Tout ne baigne pas dans le bonheur et l’harmonie au sein des familles pressurisées par le “miracle économique” japonais de l’après-guerre. Fils et fille sont occupés par leur travail et leurs propres enfants. Tournés vers le présent et l’avenir, ils n’ont pas le temps, ni peut-être le désir, de s’occuper de leurs vieux parents.
Mélo en sourdine antifamilialiste, Voyage à Tokyo serait-il un éloge réactionnaire de la vieillesse ? Non, parce qu’Ozu ne filme pas sur un ton dénonciateur, revendicatif ou définitif. Sa modernité (ou sa nipponité ?) réside dans sa délicatesse de style, un mélange de douceur et d’acuité qui respecte chaque personnage dans toutes ses raisons.
Ainsi, la génération des quadras semble froide, matérialiste, mais Ozu leur accorde aussi du temps pour que l’on comprenne leur situation. Parmi eux, la bru, veuve d’un autre fils décédé du vieux couple, se montre attentionnée, parce qu’elle a plus de temps disponible : ce personnage atteste que le cinéaste ne condamne pas une génération. Plutôt que l’essence des êtres, Ozu dénonce (à voix feutrée) le contexte socio-économique du Japon, qui modèle les gens et déchire l’ancien modèle familial. Empreint d’un certain fatalisme, Voyage à Tokyo saisit avec finesse la solitude de la vieillesse mais semble l’inclure dans un cycle inhérent à l’existence.
Après l’implosion de la famille, celle du couple. Réalisé un an après le Ozu, Voyage en Italie documente la lente et inexorable séparation entre Katherine et Alexander, joués par les immenses Ingrid Bergman et George Sanders, aussi géniaux sous le regard acéré et dépouillé de Rossellini que sous les ors hollywoodiens. On dit souvent à un couple qui bat de l’aile qu’il devrait faire un voyage pour se ressourcer. Sous la caméra impassible de Rossellini, le voyage est ici au contraire le révélateur (y compris au sens photographique du terme) de l’agonie d’un amour.
Laconique, minimal en dialogues, comportementaliste, refusant le psychologisme et les habituelles péripéties d’une fiction classique, Voyage en Italie est un film de l’intériorité, du non-dicible. Voir la scène bouleversante où Katherine prend conscience de la faillite de son couple en découvrant le fossile d’un couple de Pompéi enlacé depuis des siècles : il faut un tiers “révélateur” pour qu’un couple ne résiste plus à la pleine compréhension de ce qui se passe en lui.

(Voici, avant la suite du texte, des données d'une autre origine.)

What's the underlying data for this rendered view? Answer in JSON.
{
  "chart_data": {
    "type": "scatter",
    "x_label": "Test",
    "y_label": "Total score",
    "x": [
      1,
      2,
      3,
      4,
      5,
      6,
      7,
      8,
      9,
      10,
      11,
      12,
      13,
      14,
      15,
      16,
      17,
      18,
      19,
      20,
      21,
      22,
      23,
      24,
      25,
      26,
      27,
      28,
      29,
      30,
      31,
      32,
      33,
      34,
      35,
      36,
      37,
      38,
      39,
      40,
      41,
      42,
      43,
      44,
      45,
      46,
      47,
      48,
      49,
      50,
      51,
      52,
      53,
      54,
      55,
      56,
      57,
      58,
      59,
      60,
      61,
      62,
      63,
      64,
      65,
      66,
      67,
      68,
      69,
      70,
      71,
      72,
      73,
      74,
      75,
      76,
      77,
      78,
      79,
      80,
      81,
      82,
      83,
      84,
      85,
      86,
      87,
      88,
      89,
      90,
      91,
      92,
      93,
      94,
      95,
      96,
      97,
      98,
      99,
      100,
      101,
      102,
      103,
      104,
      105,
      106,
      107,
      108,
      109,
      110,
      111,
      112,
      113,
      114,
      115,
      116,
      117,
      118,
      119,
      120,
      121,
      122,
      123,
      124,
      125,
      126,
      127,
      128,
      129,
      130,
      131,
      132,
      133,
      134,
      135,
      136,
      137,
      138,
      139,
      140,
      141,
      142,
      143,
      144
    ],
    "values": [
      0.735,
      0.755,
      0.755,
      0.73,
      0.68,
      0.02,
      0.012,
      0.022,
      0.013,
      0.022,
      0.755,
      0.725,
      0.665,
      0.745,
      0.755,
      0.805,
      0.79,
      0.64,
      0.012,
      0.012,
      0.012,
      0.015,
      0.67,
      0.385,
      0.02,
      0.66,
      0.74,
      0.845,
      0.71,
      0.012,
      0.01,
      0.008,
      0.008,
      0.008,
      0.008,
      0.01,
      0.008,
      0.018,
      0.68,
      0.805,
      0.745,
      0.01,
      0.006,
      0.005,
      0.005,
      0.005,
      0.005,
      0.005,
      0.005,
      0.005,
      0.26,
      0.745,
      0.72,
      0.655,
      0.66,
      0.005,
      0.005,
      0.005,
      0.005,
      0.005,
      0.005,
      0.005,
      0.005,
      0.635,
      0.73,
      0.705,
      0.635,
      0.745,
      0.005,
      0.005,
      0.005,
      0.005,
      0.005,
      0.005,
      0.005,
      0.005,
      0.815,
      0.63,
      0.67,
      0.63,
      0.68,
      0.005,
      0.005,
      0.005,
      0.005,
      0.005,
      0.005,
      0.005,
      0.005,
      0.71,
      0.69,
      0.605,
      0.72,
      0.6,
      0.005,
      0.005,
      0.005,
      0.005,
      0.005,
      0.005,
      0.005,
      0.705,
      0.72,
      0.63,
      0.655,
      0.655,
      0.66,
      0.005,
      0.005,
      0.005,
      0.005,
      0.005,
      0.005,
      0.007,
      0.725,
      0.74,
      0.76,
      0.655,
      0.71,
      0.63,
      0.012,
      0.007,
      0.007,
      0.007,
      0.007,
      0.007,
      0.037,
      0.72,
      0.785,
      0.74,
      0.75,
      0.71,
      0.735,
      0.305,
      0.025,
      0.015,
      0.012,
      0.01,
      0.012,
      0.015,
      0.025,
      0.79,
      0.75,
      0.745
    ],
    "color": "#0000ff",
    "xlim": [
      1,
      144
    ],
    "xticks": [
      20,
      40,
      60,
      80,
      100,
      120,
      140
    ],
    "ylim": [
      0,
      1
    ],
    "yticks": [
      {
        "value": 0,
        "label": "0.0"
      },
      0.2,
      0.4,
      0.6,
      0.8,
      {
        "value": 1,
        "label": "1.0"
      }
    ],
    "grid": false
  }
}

Film en partie autobiographique (Bergman était Mme Rossellini), le plus antonionien de Rossellini (sauf en ce qui concerne le “miracle” de la fin), Voyage en Italie était sorti dans une relative indifférence, seulement défendu (avec fougue) par Rivette et Truffaut. Aujourd’hui, ce film est l’un des plus éclatants fleurons de la modernité cinématographique.